My first Weber kettle was purchased when my wife and I were living in the Upper Peninsula of Michigan, so between holiday travels to visit family and several occasions when the kettle was encased in ice, I wasn’t able to try my hand at turkey-roasting until we moved to Virginia. Which had it’s own challenges and weirdness, living as we did in an apartment building in a fairly urban area. I remember taking the stairs down five flights to light the kettle, and noting how strange it felt to be grilling next to the huge air-conditioning fan units that were so still in the winter air. I wondered if any of my neighbors even noticed the smoke rising between the buildings, or me taking many trips up and down to check on things and fret.
It was surreal too because it started snowing, each flake disappearing with a hiss as it settled on the kettle. Which seemed like some kind of miraculous vessel, hot enough inside to roast a whole turkey, but not quite hot enough on the outside to warm my hovering hands. I’d lift the lid every once in awhile to add more coals, and to convince myself that this was actually working.

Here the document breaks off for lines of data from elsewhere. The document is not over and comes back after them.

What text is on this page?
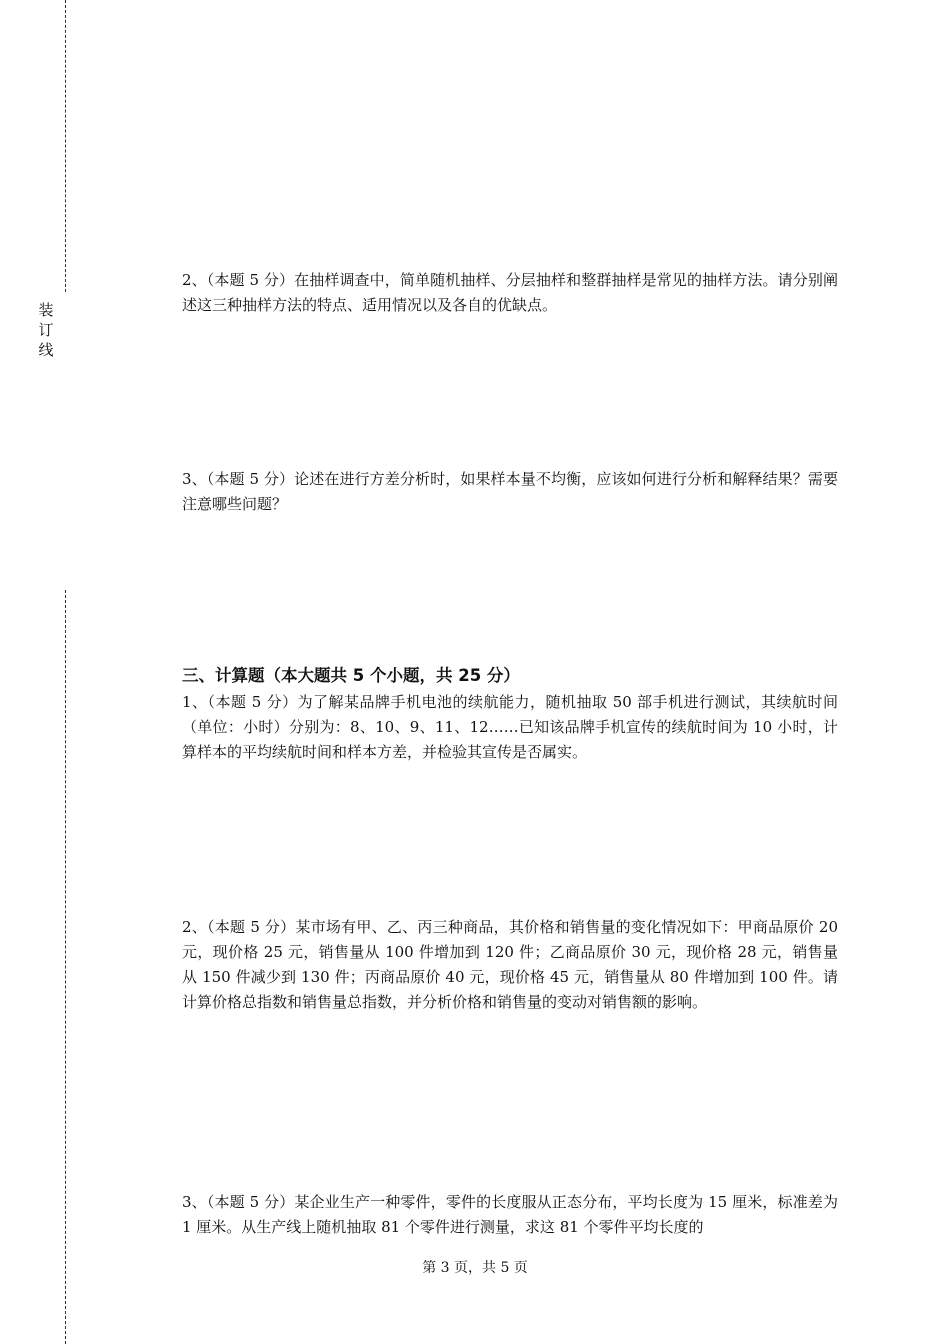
装
订
线

2、（本题 5 分）在抽样调查中，简单随机抽样、分层抽样和整群抽样是常见的抽样方法。请分别阐述这三种抽样方法的特点、适用情况以及各自的优缺点。

3、（本题 5 分）论述在进行方差分析时，如果样本量不均衡，应该如何进行分析和解释结果？需要注意哪些问题？

三、计算题（本大题共 5 个小题，共 25 分）

1、（本题 5 分）为了解某品牌手机电池的续航能力，随机抽取 50 部手机进行测试，其续航时间（单位：小时）分别为：8、10、9、11、12……已知该品牌手机宣传的续航时间为 10 小时，计算样本的平均续航时间和样本方差，并检验其宣传是否属实。

2、（本题 5 分）某市场有甲、乙、丙三种商品，其价格和销售量的变化情况如下：甲商品原价 20 元，现价格 25 元，销售量从 100 件增加到 120 件；乙商品原价 30 元，现价格 28 元，销售量从 150 件减少到 130 件；丙商品原价 40 元，现价格 45 元，销售量从 80 件增加到 100 件。请计算价格总指数和销售量总指数，并分析价格和销售量的变动对销售额的影响。

3、（本题 5 分）某企业生产一种零件，零件的长度服从正态分布，平均长度为 15 厘米，标准差为 1 厘米。从生产线上随机抽取 81 个零件进行测量，求这 81 个零件平均长度的

第 3 页，共 5 页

When the thermometer said it was done, I carefully carried that bird up those stairs, feeling a little like I had returned from the moon as I crossed the threshold of our cozy apartment. I rested the bird, then carved it as best I could. I remember my wife savoring her first few bites with a bit of disbelief as she remarked that it was good. Really good, in fact. What had seemed like a stunt, or maybe a way to spare some space in the oven, or maybe an excuse to get some fresh air, was in fact the best way to roast a turkey after all. Still, as she expressed her surprise, I did my best to act like this was commonplace and exactly what I expected. My nonchalance working overtime, of course, to pretend that I didn’t feel like a wizard who had just discovered a new kind of magic.